Are these marine blue and marine white jay ?

and you are keeping them on abit long as well i have mine set to come on for 3 hours in the morning as when i get up the tank is up and working then again in the evening for around 6 hours and the blues are the last to go out, as it makes it more like the moon at night.

plus you will need to keep an eye on the heat that you will be getting off the lights.

----------


## jay

the blue actinics are obviously marine but the other from the aqua one im not sure   will look into it

----------


## Timo

I would turn the whites off at 10 or sooner, mine go of on a timer at about 8. Dont forget even though the blues dont look bright they are giving out the same amount of light and the photosynthesis process will be the same conversion of light energy into chemical energy by living organisms.

----------


## jay

Thanks timo does this mean you would still leave the two blues on for the 12 hours i do already?

----------


## Gary R

> Thanks timo does this mean you would still leave the two blues on for the 12 hours i do already?
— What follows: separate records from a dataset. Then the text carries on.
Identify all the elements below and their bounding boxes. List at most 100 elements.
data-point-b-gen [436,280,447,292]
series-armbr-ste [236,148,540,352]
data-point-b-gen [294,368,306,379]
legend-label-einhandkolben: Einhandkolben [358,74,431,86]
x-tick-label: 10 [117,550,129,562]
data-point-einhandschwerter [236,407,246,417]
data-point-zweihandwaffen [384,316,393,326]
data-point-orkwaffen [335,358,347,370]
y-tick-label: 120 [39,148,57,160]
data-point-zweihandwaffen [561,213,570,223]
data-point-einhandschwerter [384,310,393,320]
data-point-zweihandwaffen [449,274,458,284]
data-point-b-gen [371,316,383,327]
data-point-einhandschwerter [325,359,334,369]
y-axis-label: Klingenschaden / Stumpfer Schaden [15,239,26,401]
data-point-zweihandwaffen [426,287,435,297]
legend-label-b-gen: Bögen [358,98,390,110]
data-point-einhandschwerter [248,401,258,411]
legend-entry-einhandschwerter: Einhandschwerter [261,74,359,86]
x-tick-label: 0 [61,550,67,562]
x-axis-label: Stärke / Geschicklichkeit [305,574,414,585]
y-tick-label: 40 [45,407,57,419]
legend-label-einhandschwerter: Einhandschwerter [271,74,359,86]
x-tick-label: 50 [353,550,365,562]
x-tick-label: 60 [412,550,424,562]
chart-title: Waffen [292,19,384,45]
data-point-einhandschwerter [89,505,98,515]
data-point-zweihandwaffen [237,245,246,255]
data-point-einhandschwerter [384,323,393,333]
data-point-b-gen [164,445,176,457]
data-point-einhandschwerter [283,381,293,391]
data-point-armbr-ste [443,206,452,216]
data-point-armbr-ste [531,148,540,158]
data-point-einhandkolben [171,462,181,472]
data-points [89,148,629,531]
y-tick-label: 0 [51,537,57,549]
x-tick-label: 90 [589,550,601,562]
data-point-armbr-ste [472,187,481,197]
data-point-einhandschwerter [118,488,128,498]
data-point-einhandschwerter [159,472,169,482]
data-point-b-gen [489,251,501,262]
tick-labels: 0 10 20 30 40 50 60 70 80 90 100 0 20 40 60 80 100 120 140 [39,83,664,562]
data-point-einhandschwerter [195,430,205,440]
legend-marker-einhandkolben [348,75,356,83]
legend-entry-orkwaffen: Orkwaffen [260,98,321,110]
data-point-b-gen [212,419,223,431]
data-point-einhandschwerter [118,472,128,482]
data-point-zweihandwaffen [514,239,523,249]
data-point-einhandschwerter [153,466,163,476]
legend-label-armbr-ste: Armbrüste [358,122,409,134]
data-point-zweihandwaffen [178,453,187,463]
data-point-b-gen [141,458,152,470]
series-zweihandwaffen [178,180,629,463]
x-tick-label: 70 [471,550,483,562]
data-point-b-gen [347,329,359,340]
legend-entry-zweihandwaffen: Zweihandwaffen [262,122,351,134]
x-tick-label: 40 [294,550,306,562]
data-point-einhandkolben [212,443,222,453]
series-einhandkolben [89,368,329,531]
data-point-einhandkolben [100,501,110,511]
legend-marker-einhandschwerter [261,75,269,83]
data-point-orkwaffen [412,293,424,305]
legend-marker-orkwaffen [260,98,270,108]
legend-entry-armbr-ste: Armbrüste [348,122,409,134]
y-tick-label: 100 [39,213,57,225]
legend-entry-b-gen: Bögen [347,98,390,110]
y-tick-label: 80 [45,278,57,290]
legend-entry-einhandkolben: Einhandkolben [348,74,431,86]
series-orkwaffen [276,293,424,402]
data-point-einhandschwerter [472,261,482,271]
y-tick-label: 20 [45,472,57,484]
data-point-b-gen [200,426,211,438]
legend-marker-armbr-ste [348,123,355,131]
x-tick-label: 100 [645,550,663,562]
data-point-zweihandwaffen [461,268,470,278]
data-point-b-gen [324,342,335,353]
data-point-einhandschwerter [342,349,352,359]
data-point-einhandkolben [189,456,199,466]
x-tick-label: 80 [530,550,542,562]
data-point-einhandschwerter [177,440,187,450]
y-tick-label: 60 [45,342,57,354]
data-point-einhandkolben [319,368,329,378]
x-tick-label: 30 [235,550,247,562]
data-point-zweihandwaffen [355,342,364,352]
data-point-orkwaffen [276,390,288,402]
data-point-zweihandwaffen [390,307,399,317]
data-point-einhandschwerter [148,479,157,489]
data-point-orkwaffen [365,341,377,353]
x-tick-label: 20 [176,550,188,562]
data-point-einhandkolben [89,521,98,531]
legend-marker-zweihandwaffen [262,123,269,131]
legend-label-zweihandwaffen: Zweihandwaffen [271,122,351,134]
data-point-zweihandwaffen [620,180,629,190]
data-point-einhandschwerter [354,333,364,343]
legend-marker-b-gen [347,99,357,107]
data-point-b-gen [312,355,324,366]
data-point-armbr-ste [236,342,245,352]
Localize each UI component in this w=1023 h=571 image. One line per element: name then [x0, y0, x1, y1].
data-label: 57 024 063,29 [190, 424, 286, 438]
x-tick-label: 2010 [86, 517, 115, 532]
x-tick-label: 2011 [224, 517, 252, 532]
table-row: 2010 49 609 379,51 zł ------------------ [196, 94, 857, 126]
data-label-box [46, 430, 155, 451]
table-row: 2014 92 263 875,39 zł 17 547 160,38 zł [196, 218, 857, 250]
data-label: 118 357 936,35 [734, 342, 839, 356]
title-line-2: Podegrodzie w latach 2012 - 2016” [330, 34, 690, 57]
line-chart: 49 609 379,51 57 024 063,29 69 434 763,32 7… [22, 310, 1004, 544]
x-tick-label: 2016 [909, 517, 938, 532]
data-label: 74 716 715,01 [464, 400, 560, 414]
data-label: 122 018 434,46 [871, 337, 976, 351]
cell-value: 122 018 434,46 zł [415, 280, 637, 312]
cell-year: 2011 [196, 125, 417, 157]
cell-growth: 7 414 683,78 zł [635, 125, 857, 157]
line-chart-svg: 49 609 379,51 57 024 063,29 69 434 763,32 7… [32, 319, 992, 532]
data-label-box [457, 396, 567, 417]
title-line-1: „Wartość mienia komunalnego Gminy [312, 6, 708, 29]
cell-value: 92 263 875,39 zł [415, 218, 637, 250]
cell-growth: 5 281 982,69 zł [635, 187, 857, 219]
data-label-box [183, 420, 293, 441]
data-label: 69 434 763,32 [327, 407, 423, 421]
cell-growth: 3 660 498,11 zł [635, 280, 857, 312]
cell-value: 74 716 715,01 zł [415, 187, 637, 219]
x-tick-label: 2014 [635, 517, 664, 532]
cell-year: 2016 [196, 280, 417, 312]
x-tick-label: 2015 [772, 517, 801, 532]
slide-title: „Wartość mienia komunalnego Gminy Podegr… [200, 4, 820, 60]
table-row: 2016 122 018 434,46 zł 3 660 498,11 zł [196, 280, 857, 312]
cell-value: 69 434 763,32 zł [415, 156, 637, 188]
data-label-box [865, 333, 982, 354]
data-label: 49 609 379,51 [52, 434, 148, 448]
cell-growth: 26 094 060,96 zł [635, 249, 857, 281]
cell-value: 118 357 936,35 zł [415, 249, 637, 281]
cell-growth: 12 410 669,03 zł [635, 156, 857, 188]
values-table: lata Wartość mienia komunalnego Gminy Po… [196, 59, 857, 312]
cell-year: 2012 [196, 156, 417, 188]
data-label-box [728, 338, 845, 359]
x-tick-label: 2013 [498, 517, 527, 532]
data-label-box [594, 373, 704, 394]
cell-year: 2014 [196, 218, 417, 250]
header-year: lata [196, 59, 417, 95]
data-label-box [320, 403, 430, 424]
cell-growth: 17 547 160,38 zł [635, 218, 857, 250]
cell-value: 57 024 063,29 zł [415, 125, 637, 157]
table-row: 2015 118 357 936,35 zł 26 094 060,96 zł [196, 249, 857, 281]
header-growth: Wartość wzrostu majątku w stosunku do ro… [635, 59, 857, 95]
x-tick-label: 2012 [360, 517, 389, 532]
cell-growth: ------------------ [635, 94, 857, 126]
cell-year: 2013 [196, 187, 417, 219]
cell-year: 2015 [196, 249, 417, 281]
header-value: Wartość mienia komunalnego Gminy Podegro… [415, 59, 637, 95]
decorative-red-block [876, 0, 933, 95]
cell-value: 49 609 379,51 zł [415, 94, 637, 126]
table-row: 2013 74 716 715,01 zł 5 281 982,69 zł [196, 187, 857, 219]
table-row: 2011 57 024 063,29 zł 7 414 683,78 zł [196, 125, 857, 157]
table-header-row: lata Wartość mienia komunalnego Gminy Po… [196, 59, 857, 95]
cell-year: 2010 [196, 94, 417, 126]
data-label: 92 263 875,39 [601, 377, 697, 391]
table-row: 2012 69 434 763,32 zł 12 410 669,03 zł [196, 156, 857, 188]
Theres no need for them to be on for that long jay ....max of 8 to 9 hours a day and thats if you have corals in your tank.

you only need them on when your in to get the pleasure out of seeing your fish and corals.

and if you have not got corals yet, you dont them on this long.   

Hope this helps m8

----------


## jay

Thanks soooo much for you advise  guy's i will look at the timer situation and 
 reduce the the times they are on .

----------


## Timo

> Thanks timo does this mean you would still leave the two blues on for the 12 hours i do already?


If the light is white or blue only run for 6-8 hours a day. timers work very well and your fish get used to hiding before they go out. 

My point was algae can grow just as well under blue light as white. Sounds like your doing ok though m8.

----------